Ayah menyuruhku memberikan obat ini, karena obat yang diberikannya lewat adikku
sudah terlampau lama.”
“Gupita,”
desis Ki Gede seolah-olah ia sedang mengingat sesuatu,
“Berapa umur
ayahmu?”
Kini Gupita
menjadi bingung. Pertanyaan itu pun. sama sekali tidak disangka-sangkanya.
Namun ia meajawab,
“Umur ayah
sudah lewat setengah abad, Ki Gede?”
“Ya, maksudku
apakah ia sudah terlampau tua atau masih seumurku ini?”
“Ya, umur ayah
kira-kira seumur dengan Ki Gede.”
Tampak sesuatu
melintas di wajah Ki Gede yang tenang. Namun tidak seorang pun yang dapat menangkap, bahwa sesuatu sudah
bergetar di dadamya. Orang tua itu berkata di hatinya,
“Orang
bercambuk itu sudah melampaui setengah abad sejak aku melihatnya beberapa puluh
tahun yang lampau, ketika aku masih terlalu muda. Apakah umurnya tidak
bertambah-tambah juga?” Namun ketegangan merayapi hatinya ketika teringat
olehnya seseorang yang mirip dengan anak muda yang berdiri di depannya,
“Aku
seolah-olah melihat anak muda itu kembali. Anak muda yang cakap dan sopan
seperti anak muda ini. Tetapi saat itu umurku
pun masih terlampau muda.” Kata-kata itu melingkar-lingkar di dalam dada
Ki Argapati. Tetapi ia tidak segera dapat meagambil kesimpulan apa pun.
Baru sejenak
kemudian ia berkata,
“Manakah obat
itu? Dan apakah ada pesan khusus dari ayahmu?”
Gupita
mengambil sebungkus obat dari kantong bajunya. Per1ahan-lahan ia melangkah
maju. Kemudian diserahkannya sebungkus obat itu kepada Ki Gede yang menerimanya
dengan tangan gemetar. Agaknya tubuhnya telah dijalari oleh rasa sakit yang
bersumber pada lukanya. Ki Gede itu tampak agak menggigil, meskipun tubuhnya
menjadi panas.
“Apakah obat
ini harus ditaburkan di atas lukaku?” bertanya Ki Gede.
Gupita
mengangguk,
“Ya Ki Gede.
Obat itu sebagian harus ditaburkan di atas luka. Tetapi tidak sekaligus. Ki
Gede dapat mempergunakannya untuk tiga empat kali. Sedang bungkusan kecil yang
ada di dalam bungkusan itu juga, hendaknya dicairkan dengan air secukupnya.

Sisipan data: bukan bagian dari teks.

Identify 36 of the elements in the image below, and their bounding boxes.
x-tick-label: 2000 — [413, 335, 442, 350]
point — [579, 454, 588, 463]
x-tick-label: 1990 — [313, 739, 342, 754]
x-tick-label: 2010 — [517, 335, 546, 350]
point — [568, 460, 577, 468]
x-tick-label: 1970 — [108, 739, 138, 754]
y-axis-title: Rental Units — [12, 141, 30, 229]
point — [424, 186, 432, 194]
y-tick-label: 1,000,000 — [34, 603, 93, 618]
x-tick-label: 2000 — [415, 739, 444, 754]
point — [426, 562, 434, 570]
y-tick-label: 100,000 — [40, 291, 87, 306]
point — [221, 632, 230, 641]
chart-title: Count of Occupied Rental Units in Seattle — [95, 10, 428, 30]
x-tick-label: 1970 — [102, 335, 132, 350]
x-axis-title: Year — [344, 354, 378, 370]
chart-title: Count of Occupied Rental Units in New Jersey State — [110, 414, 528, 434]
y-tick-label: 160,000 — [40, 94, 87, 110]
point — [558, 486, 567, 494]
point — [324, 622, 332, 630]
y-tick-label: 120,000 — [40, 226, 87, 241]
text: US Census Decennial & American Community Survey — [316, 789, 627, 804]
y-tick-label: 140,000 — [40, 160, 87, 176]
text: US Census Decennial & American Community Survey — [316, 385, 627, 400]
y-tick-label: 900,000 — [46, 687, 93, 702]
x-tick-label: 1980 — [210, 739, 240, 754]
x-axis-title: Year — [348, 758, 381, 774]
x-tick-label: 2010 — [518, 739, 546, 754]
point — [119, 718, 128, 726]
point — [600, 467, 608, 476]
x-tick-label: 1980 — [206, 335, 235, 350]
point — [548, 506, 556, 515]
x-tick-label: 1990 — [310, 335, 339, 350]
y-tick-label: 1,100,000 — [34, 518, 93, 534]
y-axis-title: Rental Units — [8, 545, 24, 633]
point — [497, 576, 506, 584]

Obat itu harus diminum Ki Gede.”
Ki Gede
mengangguk-anggukkan kepalanya. Tanpa sesadarnya dipandanginya wajah-wajah para
pemimpin pengawal yang berdiri tegang di hadapannya. Ki Gede melihat
keragu-raguan yang membayang di wajah-wajah itu, bahkan di wajah Pandan Wangi.
Ki Argapati
menarik nafas dalam-dalam. Disadarinya bahwa orang-orang itu meragukan obat
yang diberikan oleh Gupita dan sekaligus mencemaskan nasibnya. Karena itu maka
katanya,
“Gupita,
apakah ayahmu yakin bahwa obat ini akan dapat menyembuhkan luka-lukaku?”
Gupita menarik
nafas dalam-dalam. Kemudian dengan hati-hati ia menjawab,
“Ki Gede, ayah
tidak pernah merasa dirinya sendiri mampu berbuat demikian, apalagi meyakini.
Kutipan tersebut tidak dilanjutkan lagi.